4) THE “ROUNDING THE TIME CLOCK” FALLACY
For my entire career, employers have often rounded non-exempt employee time punches to the nearest 15 minutes. I have consistently advised employers not to do this. Why? Because too many employees claim that they have been shorted on pay due to the rounding in favor of their employer. It also makes it more difficult to know exactly when employees began work and left work for the day.

I felt supported in what I thought was my sometimes lonely quest, when I recently read that Home Depot announced a change in its pay policy for hourly associates as of January 16, 2023. Based on the number of lawsuits in which Home Depot had been accused of purposely rounding down associates’ pay, Home Depot has now changed its practice to pay its associates to the nearest minute, as opposed to rounding to the nearest fifteen-minute mark.

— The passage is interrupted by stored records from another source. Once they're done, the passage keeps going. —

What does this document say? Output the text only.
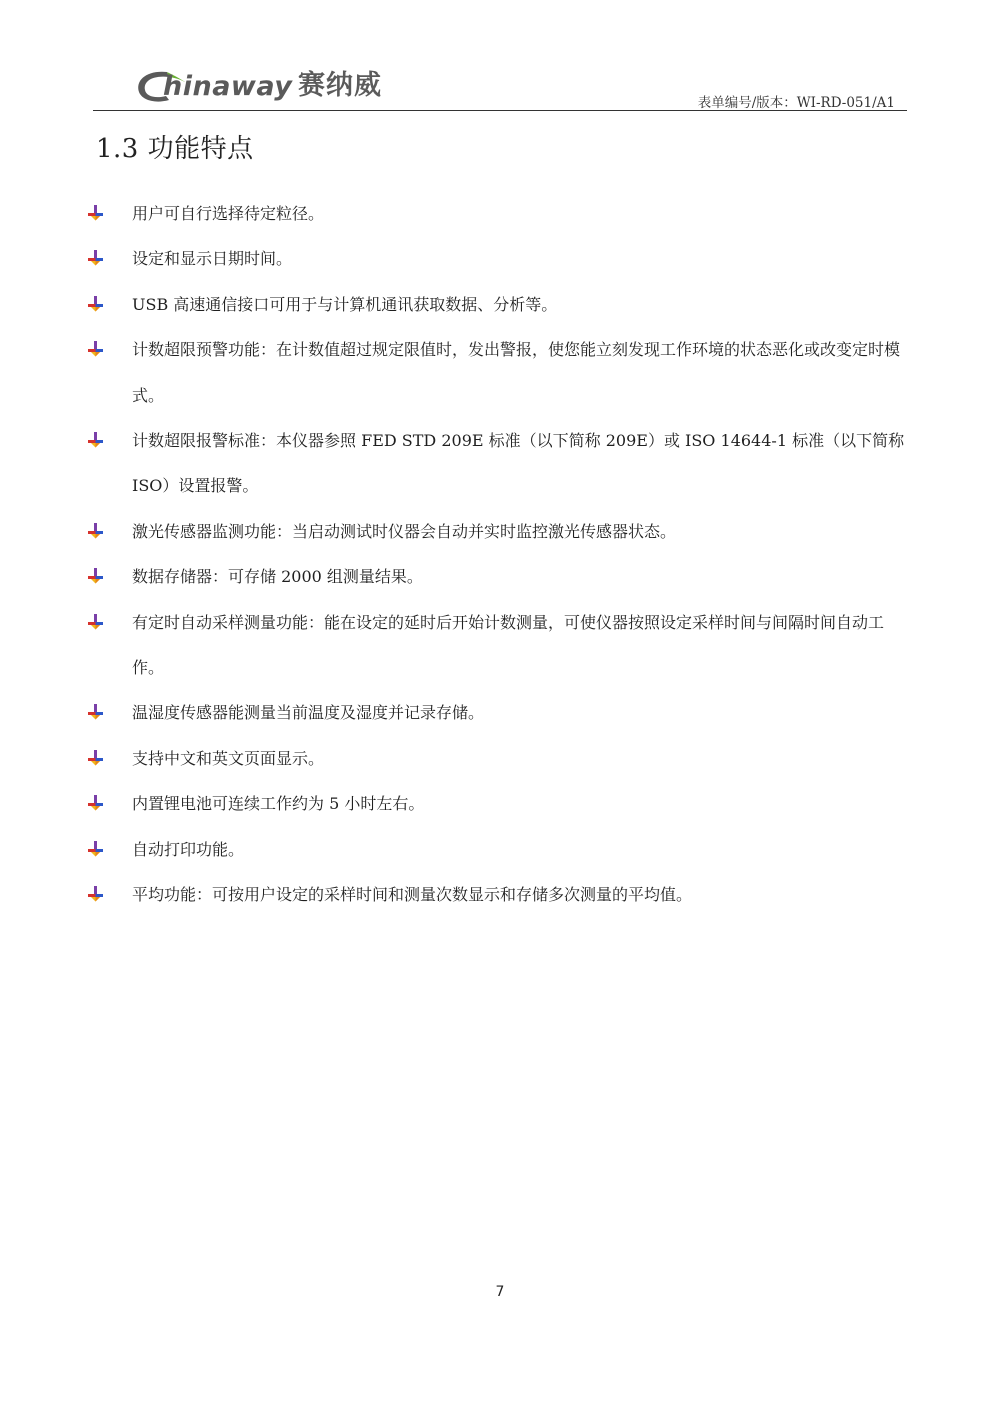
hinaway 赛纳威
表单编号/版本：WI-RD-051/A1
1.3 功能特点
用户可自行选择待定粒径。
设定和显示日期时间。
USB 高速通信接口可用于与计算机通讯获取数据、分析等。
计数超限预警功能：在计数值超过规定限值时，发出警报，使您能立刻发现工作环境的状态恶化或改变定时模式。
计数超限报警标准：本仪器参照 FED STD 209E 标准（以下简称 209E）或 ISO 14644-1 标准（以下简称 ISO）设置报警。
激光传感器监测功能：当启动测试时仪器会自动并实时监控激光传感器状态。
数据存储器：可存储 2000 组测量结果。
有定时自动采样测量功能：能在设定的延时后开始计数测量，可使仪器按照设定采样时间与间隔时间自动工作。
温湿度传感器能测量当前温度及湿度并记录存储。
支持中文和英文页面显示。
内置锂电池可连续工作约为 5 小时左右。
自动打印功能。
平均功能：可按用户设定的采样时间和测量次数显示和存储多次测量的平均值。
7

I would encourage other employers to follow suit.

5) LET’S HAVE A CHAT
I recently decided to challenge ChatGPT to write me a limerick on employment law. If you don’t know, ChatGPT is an artificial intelligence program that was rolled out last November to answer inquires, requests to write songs, papers, stories, computer code, etc., as if it were human.

I was surprised that the A.I. program wrote the following limerick in less than five seconds. It wasn’t great, but it made me smile.

An employer who was feeling sly
Tried to make his employee’s life dry
But the law was quite clear
That workers must be treated fair
So the boss had to comply or say goodbye

Take a look at Maureen Dowd’s opinion on ChatGPT in Saturday’s New York Times. As she notes, “There’s keening that ChatGPT…will eliminate millions of jobs. Why hire a college graduate if a bot can do the same work faster and cheaper? No arguments about work-from-home rules, no more union fights. You don’t need to lure A.I. back into the office with pizza. Chat GPT opens a Pandora’s box of existential fears.”